Au commencement : une longue amitié avec le texte du Cantique. Chacune de leur côté, Marina et Marie-Farouza ont été intriguées, émerveillées par ce petit livre au cœur de la Bible : comme artistes, par sa grande beauté ; comme croyantes, par son audace méconnue. En effet ce poème d'amour entre un homme et une femme recèle une telle profondeur que les mystiques juifs et chrétiens y ont reconnu l'amour de Dieu pour sa création. Dans l'antiquité, un mot de Rabbi Aqiba fit basculer ce livre controversé dans le canon des Ecritures Saintes : ''Le cantique des cantiques est le saint des saints des Ecritures''. Du côté chrétien, les ordres monastiques comptent le Cantique des cantiques parmi leurs livres de chevet. Quelle surprise que l'austère prière des moines et moniales puise dans les mots si charnels du Cantique ! Quelle beauté que leur voyage en solitaire soit en réalité une grande histoire d'amour ! Dieu, le dieu des juifs et des chrétiens, trop souvent présenté de manière seulement dogmatique, serait-il du côté de la brûlure du cœur ?

 

De même, si l'on se penche sur la tradition mystique de l'Islam (côté Soufi), on est surpris par certaines prières proches des exclamations du Cantique : ''Ton nom est une torche / embrase mon cœur !''

 

Marina a travaillé l'unité littéraire du Cantique dans le cadre de ses études bibliques. Elle a découvert que ce dialogue d'amour, porté surtout par la voix de la bien-aimée, peut se lire comme une rêverie éveillée de celle-ci : évoquant son bien-aimé, elle ferait mémoire de leurs rencontres, de leurs échanges, de sa nostalgie de l'aimé disparu comme de ses hésitations à lui ouvrir. Car il y a entre le bien-aimé et la bien-aimée du Cantique à la fois égalité et dissymétrie : c'est le bien-aimé qui vient à elle, la devance dans les rendez-vous, les retrouvailles, mais aussi les séparations provisoires. C'est seulement à la fin du poème que la bien-aimée, à son tour, prendra des initiatives envers son aimé. Tout au long de l'histoire de l'interprétation, cette dissymétrie a donné lieu à l'identification du bien-aimé avec Dieu, tandis que la bien-aimée était identifiée avec le peuple d'Israël, l'Eglise, ou encore l'âme de chacun. Au fur-et-à-mesure des huit chapitres, la rêverie de la bien-aimée s'approfondit jusqu'à rencontrer la source de l'amour qui abreuve les deux amants. Cette source est en quelque sorte un troisième personnage, caché mais toujours opérant, présence divine mais pas n'importe laquelle : celle du Dieu unique révélé à Moïse, la présence divine créatrice elle-même en demande d'amour. 

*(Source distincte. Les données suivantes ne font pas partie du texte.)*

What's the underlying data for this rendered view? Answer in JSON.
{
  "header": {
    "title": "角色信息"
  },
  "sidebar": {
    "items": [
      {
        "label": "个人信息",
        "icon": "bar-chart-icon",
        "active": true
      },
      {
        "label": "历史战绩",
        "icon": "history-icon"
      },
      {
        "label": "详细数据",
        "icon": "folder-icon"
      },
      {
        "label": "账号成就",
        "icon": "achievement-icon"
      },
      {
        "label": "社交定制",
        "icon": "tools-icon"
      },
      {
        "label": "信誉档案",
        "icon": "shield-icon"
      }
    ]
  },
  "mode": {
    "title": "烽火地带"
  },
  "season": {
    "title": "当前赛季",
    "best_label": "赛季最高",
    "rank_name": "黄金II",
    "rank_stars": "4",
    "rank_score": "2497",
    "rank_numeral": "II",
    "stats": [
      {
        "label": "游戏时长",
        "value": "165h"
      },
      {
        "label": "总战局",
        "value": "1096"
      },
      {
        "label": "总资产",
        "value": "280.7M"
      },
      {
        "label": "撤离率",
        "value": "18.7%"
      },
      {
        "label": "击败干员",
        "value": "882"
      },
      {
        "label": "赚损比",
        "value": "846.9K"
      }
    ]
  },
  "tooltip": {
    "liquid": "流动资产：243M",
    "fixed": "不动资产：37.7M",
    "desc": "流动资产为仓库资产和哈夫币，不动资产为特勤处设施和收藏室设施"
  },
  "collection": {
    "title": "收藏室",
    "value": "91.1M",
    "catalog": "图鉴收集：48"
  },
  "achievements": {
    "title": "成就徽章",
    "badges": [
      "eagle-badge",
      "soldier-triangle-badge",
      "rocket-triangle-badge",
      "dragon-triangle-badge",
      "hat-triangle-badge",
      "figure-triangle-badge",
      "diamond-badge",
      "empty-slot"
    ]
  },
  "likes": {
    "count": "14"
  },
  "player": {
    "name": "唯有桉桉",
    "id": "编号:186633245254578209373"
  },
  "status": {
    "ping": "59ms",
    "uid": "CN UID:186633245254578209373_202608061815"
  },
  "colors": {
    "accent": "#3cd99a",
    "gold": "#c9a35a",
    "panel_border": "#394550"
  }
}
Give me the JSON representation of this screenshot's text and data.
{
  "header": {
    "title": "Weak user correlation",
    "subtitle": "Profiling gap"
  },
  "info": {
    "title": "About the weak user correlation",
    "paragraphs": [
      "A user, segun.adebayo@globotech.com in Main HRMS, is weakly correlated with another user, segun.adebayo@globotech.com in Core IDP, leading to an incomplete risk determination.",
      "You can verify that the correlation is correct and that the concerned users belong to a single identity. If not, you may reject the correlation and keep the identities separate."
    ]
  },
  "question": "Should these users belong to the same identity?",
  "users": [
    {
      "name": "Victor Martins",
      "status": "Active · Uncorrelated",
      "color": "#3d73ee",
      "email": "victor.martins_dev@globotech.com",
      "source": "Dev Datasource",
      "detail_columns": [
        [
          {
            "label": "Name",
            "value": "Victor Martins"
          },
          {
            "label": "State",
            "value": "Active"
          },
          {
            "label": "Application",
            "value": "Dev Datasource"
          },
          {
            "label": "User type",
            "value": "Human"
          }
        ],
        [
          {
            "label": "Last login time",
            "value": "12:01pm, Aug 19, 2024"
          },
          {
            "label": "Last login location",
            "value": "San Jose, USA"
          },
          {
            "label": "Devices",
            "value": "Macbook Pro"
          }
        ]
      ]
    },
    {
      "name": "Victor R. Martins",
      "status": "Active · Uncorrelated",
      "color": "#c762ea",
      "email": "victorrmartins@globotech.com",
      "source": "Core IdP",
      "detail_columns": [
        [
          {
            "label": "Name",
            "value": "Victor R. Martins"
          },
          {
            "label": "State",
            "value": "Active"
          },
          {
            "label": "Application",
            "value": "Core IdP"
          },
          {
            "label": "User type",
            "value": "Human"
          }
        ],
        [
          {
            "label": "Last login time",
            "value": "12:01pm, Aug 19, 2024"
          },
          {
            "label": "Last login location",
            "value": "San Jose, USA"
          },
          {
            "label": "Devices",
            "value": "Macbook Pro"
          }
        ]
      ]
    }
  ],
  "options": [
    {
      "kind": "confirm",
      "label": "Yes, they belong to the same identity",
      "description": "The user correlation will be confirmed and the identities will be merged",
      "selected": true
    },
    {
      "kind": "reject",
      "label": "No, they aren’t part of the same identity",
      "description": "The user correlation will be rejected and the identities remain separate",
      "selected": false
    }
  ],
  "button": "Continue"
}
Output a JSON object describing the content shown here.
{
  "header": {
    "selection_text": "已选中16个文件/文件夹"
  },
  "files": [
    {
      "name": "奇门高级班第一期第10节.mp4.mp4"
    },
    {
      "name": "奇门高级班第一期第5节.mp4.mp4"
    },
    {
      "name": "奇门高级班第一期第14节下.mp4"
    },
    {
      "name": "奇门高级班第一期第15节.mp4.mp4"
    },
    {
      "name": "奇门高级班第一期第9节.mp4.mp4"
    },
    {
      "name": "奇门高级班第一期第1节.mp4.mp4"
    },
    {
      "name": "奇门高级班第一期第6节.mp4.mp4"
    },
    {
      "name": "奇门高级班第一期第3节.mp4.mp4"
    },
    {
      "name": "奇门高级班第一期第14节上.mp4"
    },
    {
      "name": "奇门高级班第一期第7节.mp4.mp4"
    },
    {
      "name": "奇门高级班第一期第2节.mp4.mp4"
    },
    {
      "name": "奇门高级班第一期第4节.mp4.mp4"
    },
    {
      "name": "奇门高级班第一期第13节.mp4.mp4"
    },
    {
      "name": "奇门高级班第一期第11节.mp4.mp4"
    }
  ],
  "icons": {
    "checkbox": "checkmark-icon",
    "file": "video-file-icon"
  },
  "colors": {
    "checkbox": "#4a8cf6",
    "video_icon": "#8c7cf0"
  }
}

Marina a vu se dessiner sous ses yeux cette ligne de force du poème : le voyage intérieur de la bien-aimée vers une vérité de l'amour, cet amour de l'homme et de la femme qui recèle comme son secret Dieu lui-même. Désireuse de faire connaître cette cohérence du Cantique au plus grand nombre, Marina, poète et musicienne, s'est tournée vers Marie-Farouza, plasticienne et poète.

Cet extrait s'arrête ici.